Дочь старика смахнула со стула кожаные обрезки, и я присел.
— Ноги, признаться, побаливают. Да и не только ноги — в голове все кругом пошло из-за этого убийства…
Тень усмешки пробежала по губам старика.
— Задарма, значит, ноги бьете и мозги сушите? — спросил он; в прищуре его глаз зажглись насмешливые огоньки.
Я ближе придвинул свой стул к маленькому столику, за которым сапожничал дед Карпо, и сказал доверительно:
— Служба, дедушка, такая неблагодарная. Преступник-то себе дорожку заранее стелет, а мы вслепую, во все стороны кидаемся. Потому на добрых людей надежда. И к вам потому пришел. Да, видно, тоже впустую, и вы в эту ночь, наверное, крепко спали?…

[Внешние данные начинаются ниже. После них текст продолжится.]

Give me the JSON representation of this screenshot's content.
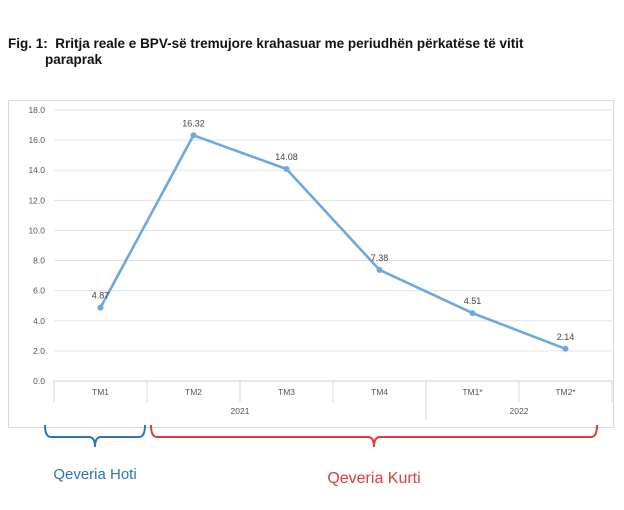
{
  "figure": {
    "title_prefix": "Fig. 1:",
    "title_line1": "Rritja reale e BPV-së tremujore krahasuar me periudhën përkatëse të vitit",
    "title_line2": "paraprak"
  },
  "chart_data": {
    "type": "line",
    "categories": [
      "TM1",
      "TM2",
      "TM3",
      "TM4",
      "TM1*",
      "TM2*"
    ],
    "year_groups": [
      {
        "label": "2021",
        "categories": [
          "TM1",
          "TM2",
          "TM3",
          "TM4"
        ]
      },
      {
        "label": "2022",
        "categories": [
          "TM1*",
          "TM2*"
        ]
      }
    ],
    "series": [
      {
        "values": [
          4.87,
          16.32,
          14.08,
          7.38,
          4.51,
          2.14
        ],
        "color": "#6fa8dc"
      }
    ],
    "data_labels": [
      "4.87",
      "16.32",
      "14.08",
      "7.38",
      "4.51",
      "2.14"
    ],
    "y_ticks": [
      "0.0",
      "2.0",
      "4.0",
      "6.0",
      "8.0",
      "10.0",
      "12.0",
      "14.0",
      "16.0",
      "18.0"
    ],
    "ylim": [
      0,
      18
    ],
    "grid": true,
    "legend": "none"
  },
  "annotations": [
    {
      "label": "Qeveria Hoti",
      "color": "#2e75b6",
      "categories": [
        "TM1"
      ]
    },
    {
      "label": "Qeveria Kurti",
      "color": "#e03a3a",
      "categories": [
        "TM2",
        "TM3",
        "TM4",
        "TM1*",
        "TM2*"
      ]
    }
  ]
}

— Да, ноченьку выбрали злодеи удачную, — заметил старик сочувственно. — Вот и я, грешный, заработался с вечера, — на осень-то и зиму все обувку свою готовят! — а потом, как лег — камнем до утра и пролежал. По надобности своей даже не встал. Ну, а Любка — женщина молодая, таким всегда сладко спится.

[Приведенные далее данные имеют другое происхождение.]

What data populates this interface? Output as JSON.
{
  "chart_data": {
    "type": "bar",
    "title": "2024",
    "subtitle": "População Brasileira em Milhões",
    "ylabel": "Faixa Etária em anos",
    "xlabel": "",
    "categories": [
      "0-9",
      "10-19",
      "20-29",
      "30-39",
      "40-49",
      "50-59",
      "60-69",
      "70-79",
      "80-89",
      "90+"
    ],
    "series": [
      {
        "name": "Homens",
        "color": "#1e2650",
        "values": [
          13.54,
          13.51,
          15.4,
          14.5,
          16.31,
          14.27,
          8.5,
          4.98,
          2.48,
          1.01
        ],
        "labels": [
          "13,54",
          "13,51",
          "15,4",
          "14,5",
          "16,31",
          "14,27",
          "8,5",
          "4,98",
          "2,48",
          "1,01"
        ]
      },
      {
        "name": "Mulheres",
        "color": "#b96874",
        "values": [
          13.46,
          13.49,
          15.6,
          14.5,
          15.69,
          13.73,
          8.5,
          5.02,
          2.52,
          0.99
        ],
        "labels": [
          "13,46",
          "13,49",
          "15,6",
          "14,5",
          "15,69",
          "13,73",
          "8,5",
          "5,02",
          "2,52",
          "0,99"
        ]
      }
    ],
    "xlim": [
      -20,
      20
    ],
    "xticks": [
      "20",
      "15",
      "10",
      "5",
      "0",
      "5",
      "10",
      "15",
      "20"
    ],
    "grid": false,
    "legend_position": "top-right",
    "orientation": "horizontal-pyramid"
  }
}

— Жаль, не знал, дедушка, что вы сапожничаете, а то бы и я попросил с вечера набойки набить.
— А вы сегодня, как управитесь, пришлите. К утру будут готовы.
— Сегодня вечером мы уже далеко будем. Что же тут сидеть!
Тихий облегченный вздох Любки донесся из-за моей спины. Лицо старика осталось непроницаемым. Лишь в глубине его глаз на мгновение мелькнул какой-то слабый огонек, тщательно подавляемая вспышка радости. Стараясь скрыть свое волнение, дед Карпо полез в карман за табаком.
— Закурите, дедушка, моих, — предложил я и, вытащив коробку папирос, положил ее на столик, прямо на обрезки кожи.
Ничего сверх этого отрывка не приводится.